«ΑΛΗΘΩΣ ΑΝΕΣΤΗ Ο ΚΥΡΙΟΣ»
ΕΚΔΟΣΕΙΣ «ΧΡΙΣΤΙΑΝΙΚΗ ΕΛΠΙΣ»
By Stergios N. Sakkos, University Professor
(So, what happened to Jesus’ body?)
First of all, I will present a trial which, in fact, remains unknown. The high priests, the Pharisees and the Roman authorities, represented by Pilate, tried in every way to keep this out of the public eye. The evangelist Matthew saves a few but clarifying facts about this trial in some verses of the last two chapters of his Gospel. It is the trial of some soldiers of this guard, the sixteen-member Roman guard, which were under the jurisdiction of the religious leadership of the temple. With Pilate’s permission, this guard was placed outside Jesus’ grave by the Pharisees and the high priests. As a result, the disciples would not be able to steal the dead body and then spread the news that He was resurrected.
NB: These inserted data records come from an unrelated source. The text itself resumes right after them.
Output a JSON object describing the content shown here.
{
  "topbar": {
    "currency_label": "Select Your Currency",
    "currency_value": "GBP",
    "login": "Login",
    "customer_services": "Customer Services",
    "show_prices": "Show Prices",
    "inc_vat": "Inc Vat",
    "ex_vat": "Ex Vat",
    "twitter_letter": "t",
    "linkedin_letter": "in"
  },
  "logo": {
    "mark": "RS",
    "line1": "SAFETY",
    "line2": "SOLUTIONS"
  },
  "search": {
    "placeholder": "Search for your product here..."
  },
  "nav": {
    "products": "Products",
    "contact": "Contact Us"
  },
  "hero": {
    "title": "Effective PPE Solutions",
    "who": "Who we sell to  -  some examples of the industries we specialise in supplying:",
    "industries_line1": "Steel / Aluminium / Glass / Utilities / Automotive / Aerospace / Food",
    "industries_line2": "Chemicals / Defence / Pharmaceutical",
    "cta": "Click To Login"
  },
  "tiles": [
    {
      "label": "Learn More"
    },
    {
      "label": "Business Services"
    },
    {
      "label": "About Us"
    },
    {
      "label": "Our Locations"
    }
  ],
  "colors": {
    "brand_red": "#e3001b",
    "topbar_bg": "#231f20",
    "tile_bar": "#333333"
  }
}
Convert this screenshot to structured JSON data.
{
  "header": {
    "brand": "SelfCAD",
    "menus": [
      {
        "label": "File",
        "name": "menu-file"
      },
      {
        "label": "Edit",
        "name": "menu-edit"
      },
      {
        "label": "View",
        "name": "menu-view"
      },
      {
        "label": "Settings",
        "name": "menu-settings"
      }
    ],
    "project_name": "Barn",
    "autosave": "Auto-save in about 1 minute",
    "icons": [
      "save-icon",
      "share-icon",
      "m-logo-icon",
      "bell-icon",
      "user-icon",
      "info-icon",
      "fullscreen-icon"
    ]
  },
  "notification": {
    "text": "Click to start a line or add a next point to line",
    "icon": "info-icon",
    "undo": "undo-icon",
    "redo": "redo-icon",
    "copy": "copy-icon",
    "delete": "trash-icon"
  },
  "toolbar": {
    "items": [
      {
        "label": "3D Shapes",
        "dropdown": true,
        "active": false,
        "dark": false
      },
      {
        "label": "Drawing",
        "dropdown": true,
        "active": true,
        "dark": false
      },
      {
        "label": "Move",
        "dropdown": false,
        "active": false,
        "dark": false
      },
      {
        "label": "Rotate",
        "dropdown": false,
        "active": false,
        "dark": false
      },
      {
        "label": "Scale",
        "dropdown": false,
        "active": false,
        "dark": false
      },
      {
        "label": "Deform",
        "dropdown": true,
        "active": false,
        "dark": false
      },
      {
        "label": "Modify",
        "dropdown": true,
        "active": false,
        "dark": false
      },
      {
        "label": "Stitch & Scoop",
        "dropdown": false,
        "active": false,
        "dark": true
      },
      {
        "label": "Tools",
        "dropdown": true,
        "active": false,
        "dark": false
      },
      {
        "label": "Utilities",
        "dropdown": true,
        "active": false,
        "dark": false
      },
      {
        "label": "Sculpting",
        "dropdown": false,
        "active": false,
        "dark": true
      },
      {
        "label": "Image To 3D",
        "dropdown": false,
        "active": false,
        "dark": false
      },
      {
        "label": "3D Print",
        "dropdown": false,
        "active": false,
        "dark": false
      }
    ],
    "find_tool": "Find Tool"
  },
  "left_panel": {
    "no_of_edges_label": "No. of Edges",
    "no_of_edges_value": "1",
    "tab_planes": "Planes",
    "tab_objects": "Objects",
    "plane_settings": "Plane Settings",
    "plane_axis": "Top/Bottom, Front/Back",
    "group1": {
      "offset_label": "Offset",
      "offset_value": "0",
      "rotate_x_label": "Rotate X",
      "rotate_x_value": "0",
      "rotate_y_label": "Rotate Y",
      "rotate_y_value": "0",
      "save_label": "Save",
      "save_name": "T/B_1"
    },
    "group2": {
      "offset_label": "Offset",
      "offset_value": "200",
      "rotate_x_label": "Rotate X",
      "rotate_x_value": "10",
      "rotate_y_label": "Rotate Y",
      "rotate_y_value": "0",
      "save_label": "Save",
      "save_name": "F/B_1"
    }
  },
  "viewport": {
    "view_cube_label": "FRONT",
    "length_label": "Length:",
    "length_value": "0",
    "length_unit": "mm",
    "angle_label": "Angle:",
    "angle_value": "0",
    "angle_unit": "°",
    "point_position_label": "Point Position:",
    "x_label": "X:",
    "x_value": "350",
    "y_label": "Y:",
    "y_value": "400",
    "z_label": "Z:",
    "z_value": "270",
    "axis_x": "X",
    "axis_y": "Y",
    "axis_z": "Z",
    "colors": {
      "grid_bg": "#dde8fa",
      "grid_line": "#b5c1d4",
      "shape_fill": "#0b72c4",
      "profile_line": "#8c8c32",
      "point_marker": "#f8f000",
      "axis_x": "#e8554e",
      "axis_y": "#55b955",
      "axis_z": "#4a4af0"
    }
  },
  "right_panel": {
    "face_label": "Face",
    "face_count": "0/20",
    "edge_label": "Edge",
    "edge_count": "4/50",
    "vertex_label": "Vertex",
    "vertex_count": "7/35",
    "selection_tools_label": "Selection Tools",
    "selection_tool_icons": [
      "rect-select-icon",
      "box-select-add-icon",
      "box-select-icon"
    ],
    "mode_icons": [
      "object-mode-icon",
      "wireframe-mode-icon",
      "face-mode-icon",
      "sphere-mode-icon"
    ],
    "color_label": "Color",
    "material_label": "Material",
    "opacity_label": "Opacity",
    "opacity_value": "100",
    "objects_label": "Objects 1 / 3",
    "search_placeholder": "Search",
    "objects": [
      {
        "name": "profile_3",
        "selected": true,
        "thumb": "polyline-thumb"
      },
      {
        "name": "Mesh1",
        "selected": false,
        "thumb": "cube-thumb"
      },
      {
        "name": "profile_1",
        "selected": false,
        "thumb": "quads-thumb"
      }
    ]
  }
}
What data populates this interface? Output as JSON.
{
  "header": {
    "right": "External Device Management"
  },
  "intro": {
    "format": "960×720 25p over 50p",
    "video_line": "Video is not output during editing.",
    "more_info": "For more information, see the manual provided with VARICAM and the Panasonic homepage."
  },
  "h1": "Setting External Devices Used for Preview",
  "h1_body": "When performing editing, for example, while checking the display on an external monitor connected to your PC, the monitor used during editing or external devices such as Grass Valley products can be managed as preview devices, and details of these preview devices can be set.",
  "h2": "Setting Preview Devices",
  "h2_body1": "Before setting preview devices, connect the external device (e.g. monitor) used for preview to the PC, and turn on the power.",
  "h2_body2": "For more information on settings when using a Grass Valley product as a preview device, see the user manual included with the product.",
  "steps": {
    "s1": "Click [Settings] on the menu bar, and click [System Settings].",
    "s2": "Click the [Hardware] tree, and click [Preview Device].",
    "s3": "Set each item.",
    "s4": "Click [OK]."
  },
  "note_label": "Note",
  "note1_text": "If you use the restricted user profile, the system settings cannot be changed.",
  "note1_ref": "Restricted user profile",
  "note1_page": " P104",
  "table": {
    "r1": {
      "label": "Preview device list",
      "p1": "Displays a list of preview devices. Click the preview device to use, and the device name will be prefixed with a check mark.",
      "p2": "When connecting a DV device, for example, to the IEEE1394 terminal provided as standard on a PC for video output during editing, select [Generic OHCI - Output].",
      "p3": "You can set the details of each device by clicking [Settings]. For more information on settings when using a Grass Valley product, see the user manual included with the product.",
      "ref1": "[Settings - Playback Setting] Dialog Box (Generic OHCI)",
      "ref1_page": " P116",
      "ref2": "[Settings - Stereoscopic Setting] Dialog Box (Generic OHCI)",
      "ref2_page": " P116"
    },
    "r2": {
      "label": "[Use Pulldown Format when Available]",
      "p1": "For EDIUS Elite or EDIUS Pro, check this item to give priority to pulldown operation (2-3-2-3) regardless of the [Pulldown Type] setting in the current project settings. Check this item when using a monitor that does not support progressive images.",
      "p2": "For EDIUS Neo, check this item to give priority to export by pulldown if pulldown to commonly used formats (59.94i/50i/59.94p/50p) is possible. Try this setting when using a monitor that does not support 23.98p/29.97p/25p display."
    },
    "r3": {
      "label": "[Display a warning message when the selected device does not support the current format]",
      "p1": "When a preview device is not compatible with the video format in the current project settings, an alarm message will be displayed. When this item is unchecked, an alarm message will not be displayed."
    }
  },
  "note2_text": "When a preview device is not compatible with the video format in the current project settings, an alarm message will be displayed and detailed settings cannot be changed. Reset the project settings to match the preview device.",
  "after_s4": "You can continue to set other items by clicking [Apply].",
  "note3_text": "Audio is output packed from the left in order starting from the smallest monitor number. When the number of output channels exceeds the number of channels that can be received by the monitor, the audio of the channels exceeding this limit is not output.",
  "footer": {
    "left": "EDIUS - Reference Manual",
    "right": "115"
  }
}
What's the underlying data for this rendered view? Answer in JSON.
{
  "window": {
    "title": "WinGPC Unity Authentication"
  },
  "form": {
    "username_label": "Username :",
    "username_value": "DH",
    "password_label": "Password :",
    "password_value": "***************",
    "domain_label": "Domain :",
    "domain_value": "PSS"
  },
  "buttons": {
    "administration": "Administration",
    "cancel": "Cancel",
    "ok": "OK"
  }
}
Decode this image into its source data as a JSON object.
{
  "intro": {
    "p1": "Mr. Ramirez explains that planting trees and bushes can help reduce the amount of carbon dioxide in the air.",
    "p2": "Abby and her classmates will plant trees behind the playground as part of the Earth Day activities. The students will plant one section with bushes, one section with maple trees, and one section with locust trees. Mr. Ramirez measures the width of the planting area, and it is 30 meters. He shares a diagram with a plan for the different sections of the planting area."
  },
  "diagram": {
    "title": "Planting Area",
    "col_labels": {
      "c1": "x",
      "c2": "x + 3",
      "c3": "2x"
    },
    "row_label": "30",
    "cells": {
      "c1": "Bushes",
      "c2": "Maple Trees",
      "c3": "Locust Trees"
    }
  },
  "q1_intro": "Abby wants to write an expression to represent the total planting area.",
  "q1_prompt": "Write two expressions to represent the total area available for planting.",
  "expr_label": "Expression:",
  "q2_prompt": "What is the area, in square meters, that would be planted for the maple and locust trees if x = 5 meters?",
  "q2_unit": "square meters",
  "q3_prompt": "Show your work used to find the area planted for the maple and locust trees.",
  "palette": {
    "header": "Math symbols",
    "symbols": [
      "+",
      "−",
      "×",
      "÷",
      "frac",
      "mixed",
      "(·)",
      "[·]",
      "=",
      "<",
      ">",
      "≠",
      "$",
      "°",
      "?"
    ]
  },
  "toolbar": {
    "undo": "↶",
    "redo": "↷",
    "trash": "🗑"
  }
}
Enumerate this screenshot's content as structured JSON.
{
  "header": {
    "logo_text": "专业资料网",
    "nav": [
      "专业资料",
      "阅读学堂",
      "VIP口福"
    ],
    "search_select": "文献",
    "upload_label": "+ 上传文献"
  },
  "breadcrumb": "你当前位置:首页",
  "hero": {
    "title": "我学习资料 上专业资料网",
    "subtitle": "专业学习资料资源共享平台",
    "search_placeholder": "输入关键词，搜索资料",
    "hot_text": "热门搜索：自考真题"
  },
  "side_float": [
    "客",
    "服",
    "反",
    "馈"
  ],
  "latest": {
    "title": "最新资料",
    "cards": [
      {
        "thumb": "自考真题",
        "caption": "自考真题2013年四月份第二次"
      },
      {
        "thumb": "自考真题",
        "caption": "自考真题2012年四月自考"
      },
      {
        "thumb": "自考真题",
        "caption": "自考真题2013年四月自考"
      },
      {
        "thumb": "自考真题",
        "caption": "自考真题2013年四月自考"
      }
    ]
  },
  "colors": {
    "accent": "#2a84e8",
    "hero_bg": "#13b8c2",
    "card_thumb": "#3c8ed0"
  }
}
The tomb was secured “the next day, the one after Preparation Day” (Mt 27:62). These fanatical supporters of the Law about Sabbath did not even respect the Sabbath day. Why? Because they dreaded the Resurrection. They remembered that “while he was still alive that deceiver said”, while Jesus was still alive – therefore, they themselves confirmed that he was dead – He had said that “after three days I will rise again” (Mt 27:63). Although, the disciples did not keep in mind this prophecy at all, Jesus’s enemies and crucifiers were the only ones who believed it and they took every precaution to prevent its fulfillment. Indeed, with Pilate's approval, the high priests and Pharisees – after being sure that the dead body was inside - secured the tomb by putting a seal on the stone (Mt 27:66). What purpose did seals serve? They protected the tomb from the guards, while the soldiers guarded the tomb from the disciples or anyone else who would attempt to steal Jesus' dead body. The tomb was secured and the soldiers guarded the tomb. Now the high priests of Israel could sleep peacefully and “eat the Passover” happy and legally clean, free from sin (see Jn 18:28).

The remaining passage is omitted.